EX-10.2 3 d314996dex102.htm EX-10.2 EX-10.2

Exhibit 10.2

FIRST AMENDMENT

TO THE

GOODRICH CORPORATION

AMENDED AND RESTATED

2011 EQUITY COMPENSATION PLAN

(Effective April 19, 2011)

THIS FIRST AMENDMENT (this “Amendment”) is made this 11th day of January, 2012, by Goodrich Corporation (the “Company”).

W I T N E S S E T H

WHEREAS, the Company maintains the Goodrich Corporation 2011 Equity Compensation Plan, effective April 19, 2011 (the “Plan”); and

WHEREAS, pursuant to Section 28 of the Plan, the Board of Directors of the Company has the right to amend the Plan from time to time; and

WHEREAS, the Board of Directors of the Company has taken action authorizing this Amendment to the Plan.

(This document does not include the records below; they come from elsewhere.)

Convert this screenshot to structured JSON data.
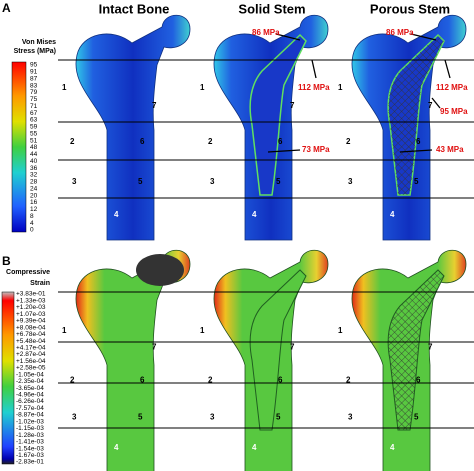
{
  "panels": [
    {
      "label": "A",
      "titles": [
        "Intact Bone",
        "Solid Stem",
        "Porous Stem"
      ],
      "colorbar": {
        "title": [
          "Von Mises",
          "Stress (MPa)"
        ],
        "labels": [
          "95",
          "91",
          "87",
          "83",
          "79",
          "75",
          "71",
          "67",
          "63",
          "59",
          "55",
          "51",
          "48",
          "44",
          "40",
          "36",
          "32",
          "28",
          "24",
          "20",
          "16",
          "12",
          "8",
          "4",
          "0"
        ]
      },
      "zones": [
        "1",
        "2",
        "3",
        "4",
        "5",
        "6",
        "7"
      ],
      "annotations": [
        "86 MPa",
        "112 MPa",
        "73 MPa",
        "86 MPa",
        "112 MPa",
        "95 MPa",
        "43 MPa"
      ]
    },
    {
      "label": "B",
      "colorbar": {
        "title": [
          "Compressive",
          "Strain"
        ],
        "labels": [
          "+3.83e-01",
          "+1.33e-03",
          "+1.20e-03",
          "+1.07e-03",
          "+9.39e-04",
          "+8.08e-04",
          "+6.78e-04",
          "+5.48e-04",
          "+4.17e-04",
          "+2.87e-04",
          "+1.56e-04",
          "+2.58e-05",
          "-1.05e-04",
          "-2.35e-04",
          "-3.65e-04",
          "-4.96e-04",
          "-6.26e-04",
          "-7.57e-04",
          "-8.87e-04",
          "-1.02e-03",
          "-1.15e-03",
          "-1.28e-03",
          "-1.41e-03",
          "-1.54e-03",
          "-1.67e-03",
          "-2.83e-01"
        ]
      },
      "zones": [
        "1",
        "2",
        "3",
        "4",
        "5",
        "6",
        "7"
      ]
    }
  ]
}
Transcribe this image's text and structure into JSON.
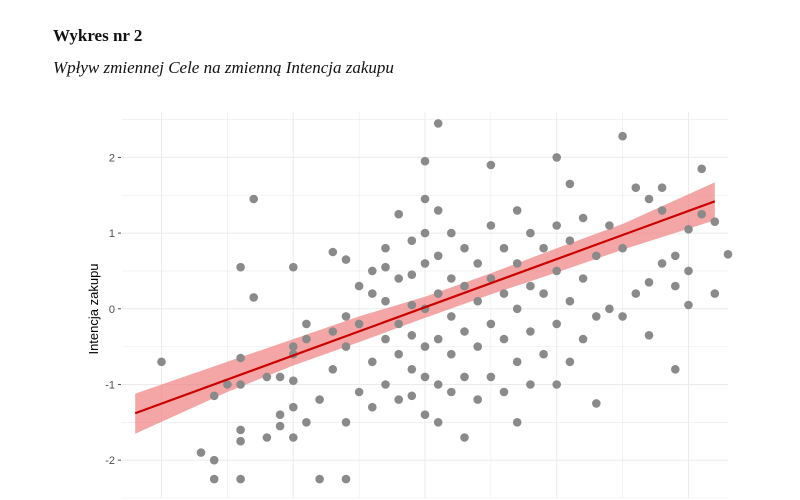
{
  "figure": {
    "number": "Wykres nr 2",
    "caption": "Wpływ zmiennej Cele na zmienną Intencja zakupu"
  },
  "chart_data": {
    "type": "scatter",
    "ylabel": "Intencja zakupu",
    "xlabel": "",
    "xlim": [
      -2.3,
      2.3
    ],
    "ylim": [
      -2.5,
      2.6
    ],
    "yticks": [
      -2,
      -1,
      0,
      1,
      2
    ],
    "ytick_labels": [
      "-2",
      "-1",
      "0",
      "1",
      "2"
    ],
    "xgrid_major": [
      -2,
      -1,
      0,
      1,
      2
    ],
    "grid": true,
    "colors": {
      "points": "#8a8a8a",
      "line": "#cc0000",
      "band": "#f08080",
      "grid": "#ebebeb"
    },
    "regression": {
      "x": [
        -2.2,
        2.2
      ],
      "y": [
        -1.38,
        1.42
      ]
    },
    "ci_band": {
      "x": [
        -2.2,
        -1.5,
        -1.0,
        -0.5,
        0.0,
        0.5,
        1.0,
        1.5,
        2.2
      ],
      "lower": [
        -1.65,
        -1.1,
        -0.75,
        -0.44,
        -0.12,
        0.19,
        0.48,
        0.78,
        1.17
      ],
      "upper": [
        -1.12,
        -0.7,
        -0.4,
        -0.1,
        0.16,
        0.47,
        0.8,
        1.12,
        1.67
      ]
    },
    "points": [
      [
        -2.0,
        -0.7
      ],
      [
        -1.7,
        -1.9
      ],
      [
        -1.6,
        -2.25
      ],
      [
        -1.6,
        -1.15
      ],
      [
        -1.6,
        -2.0
      ],
      [
        -1.5,
        -1.0
      ],
      [
        -1.4,
        -0.65
      ],
      [
        -1.4,
        -1.6
      ],
      [
        -1.4,
        -2.25
      ],
      [
        -1.4,
        -1.75
      ],
      [
        -1.4,
        -1.0
      ],
      [
        -1.4,
        0.55
      ],
      [
        -1.3,
        1.45
      ],
      [
        -1.3,
        0.15
      ],
      [
        -1.2,
        -1.7
      ],
      [
        -1.2,
        -0.9
      ],
      [
        -1.1,
        -1.4
      ],
      [
        -1.1,
        -1.55
      ],
      [
        -1.1,
        -0.9
      ],
      [
        -1.0,
        -0.5
      ],
      [
        -1.0,
        -1.3
      ],
      [
        -1.0,
        -1.7
      ],
      [
        -1.0,
        -0.6
      ],
      [
        -1.0,
        -0.95
      ],
      [
        -1.0,
        0.55
      ],
      [
        -0.9,
        -1.5
      ],
      [
        -0.9,
        -0.2
      ],
      [
        -0.9,
        -0.4
      ],
      [
        -0.8,
        -2.25
      ],
      [
        -0.8,
        -1.2
      ],
      [
        -0.7,
        -0.8
      ],
      [
        -0.7,
        -0.3
      ],
      [
        -0.7,
        0.75
      ],
      [
        -0.6,
        -2.25
      ],
      [
        -0.6,
        -1.5
      ],
      [
        -0.6,
        -0.5
      ],
      [
        -0.6,
        -0.1
      ],
      [
        -0.6,
        0.65
      ],
      [
        -0.5,
        -1.1
      ],
      [
        -0.5,
        -0.2
      ],
      [
        -0.5,
        0.3
      ],
      [
        -0.4,
        -1.3
      ],
      [
        -0.4,
        -0.7
      ],
      [
        -0.4,
        0.2
      ],
      [
        -0.4,
        0.5
      ],
      [
        -0.3,
        -1.0
      ],
      [
        -0.3,
        -0.4
      ],
      [
        -0.3,
        0.1
      ],
      [
        -0.3,
        0.55
      ],
      [
        -0.3,
        0.8
      ],
      [
        -0.2,
        -1.2
      ],
      [
        -0.2,
        -0.6
      ],
      [
        -0.2,
        -0.2
      ],
      [
        -0.2,
        0.4
      ],
      [
        -0.2,
        1.25
      ],
      [
        -0.1,
        -1.15
      ],
      [
        -0.1,
        -0.8
      ],
      [
        -0.1,
        -0.35
      ],
      [
        -0.1,
        0.05
      ],
      [
        -0.1,
        0.45
      ],
      [
        -0.1,
        0.9
      ],
      [
        0.0,
        -1.4
      ],
      [
        0.0,
        -0.9
      ],
      [
        0.0,
        -0.5
      ],
      [
        0.0,
        0.0
      ],
      [
        0.0,
        0.6
      ],
      [
        0.0,
        1.0
      ],
      [
        0.0,
        1.45
      ],
      [
        0.0,
        1.95
      ],
      [
        0.1,
        -1.5
      ],
      [
        0.1,
        -1.0
      ],
      [
        0.1,
        -0.4
      ],
      [
        0.1,
        0.2
      ],
      [
        0.1,
        0.7
      ],
      [
        0.1,
        1.3
      ],
      [
        0.1,
        2.45
      ],
      [
        0.2,
        -1.1
      ],
      [
        0.2,
        -0.6
      ],
      [
        0.2,
        -0.1
      ],
      [
        0.2,
        0.4
      ],
      [
        0.2,
        1.0
      ],
      [
        0.3,
        -1.7
      ],
      [
        0.3,
        -0.9
      ],
      [
        0.3,
        -0.3
      ],
      [
        0.3,
        0.3
      ],
      [
        0.3,
        0.8
      ],
      [
        0.4,
        -1.2
      ],
      [
        0.4,
        -0.5
      ],
      [
        0.4,
        0.1
      ],
      [
        0.4,
        0.6
      ],
      [
        0.5,
        -0.9
      ],
      [
        0.5,
        -0.2
      ],
      [
        0.5,
        0.4
      ],
      [
        0.5,
        1.1
      ],
      [
        0.5,
        1.9
      ],
      [
        0.6,
        -1.1
      ],
      [
        0.6,
        -0.4
      ],
      [
        0.6,
        0.2
      ],
      [
        0.6,
        0.8
      ],
      [
        0.7,
        -1.5
      ],
      [
        0.7,
        -0.7
      ],
      [
        0.7,
        0.0
      ],
      [
        0.7,
        0.6
      ],
      [
        0.7,
        1.3
      ],
      [
        0.8,
        -1.0
      ],
      [
        0.8,
        -0.3
      ],
      [
        0.8,
        0.3
      ],
      [
        0.8,
        1.0
      ],
      [
        0.9,
        -0.6
      ],
      [
        0.9,
        0.2
      ],
      [
        0.9,
        0.8
      ],
      [
        1.0,
        -1.0
      ],
      [
        1.0,
        -0.2
      ],
      [
        1.0,
        0.5
      ],
      [
        1.0,
        1.1
      ],
      [
        1.0,
        2.0
      ],
      [
        1.1,
        -0.7
      ],
      [
        1.1,
        0.1
      ],
      [
        1.1,
        0.9
      ],
      [
        1.1,
        1.65
      ],
      [
        1.2,
        -0.4
      ],
      [
        1.2,
        0.4
      ],
      [
        1.2,
        1.2
      ],
      [
        1.3,
        -1.25
      ],
      [
        1.3,
        -0.1
      ],
      [
        1.3,
        0.7
      ],
      [
        1.4,
        0.0
      ],
      [
        1.4,
        1.1
      ],
      [
        1.5,
        -0.1
      ],
      [
        1.5,
        0.8
      ],
      [
        1.5,
        2.28
      ],
      [
        1.6,
        0.2
      ],
      [
        1.6,
        1.6
      ],
      [
        1.7,
        -0.35
      ],
      [
        1.7,
        0.35
      ],
      [
        1.7,
        1.45
      ],
      [
        1.8,
        0.6
      ],
      [
        1.8,
        1.3
      ],
      [
        1.8,
        1.6
      ],
      [
        1.9,
        -0.8
      ],
      [
        1.9,
        0.3
      ],
      [
        1.9,
        0.7
      ],
      [
        2.0,
        0.05
      ],
      [
        2.0,
        0.5
      ],
      [
        2.0,
        1.05
      ],
      [
        2.1,
        1.25
      ],
      [
        2.1,
        1.85
      ],
      [
        2.2,
        0.2
      ],
      [
        2.2,
        1.15
      ],
      [
        2.3,
        0.72
      ]
    ]
  }
}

NOW, THEREFORE, the Plan is hereby amended as follows:

Section 25 of the Plan is hereby amended by adding a new paragraph immediately following subsection (d) as follows:

“Notwithstanding anything set forth in this Plan or an award previously made under this Plan to the contrary, for each award made under this Plan that constitutes nonqualified deferred compensation under Section 409A of the Code, to the extent required to avoid accelerated taxation and/or tax penalties under Section 409A of the Code, a Change in Control shall be deemed to have occurred for purposes of the payment or settlement of such award only if a “change in the ownership or effective control of the corporation” or a “change in the ownership of a substantial portion of the assets of the corporation,” in each case within the meaning of Treasury Regulation Section 1.409A-3(a)(5), shall have occurred under Section 409A of the Code.”

IN WITNESS WHEREOF, the Company, by its duly authorized officer, has caused this Amendment to be executed as of the day and year first above written.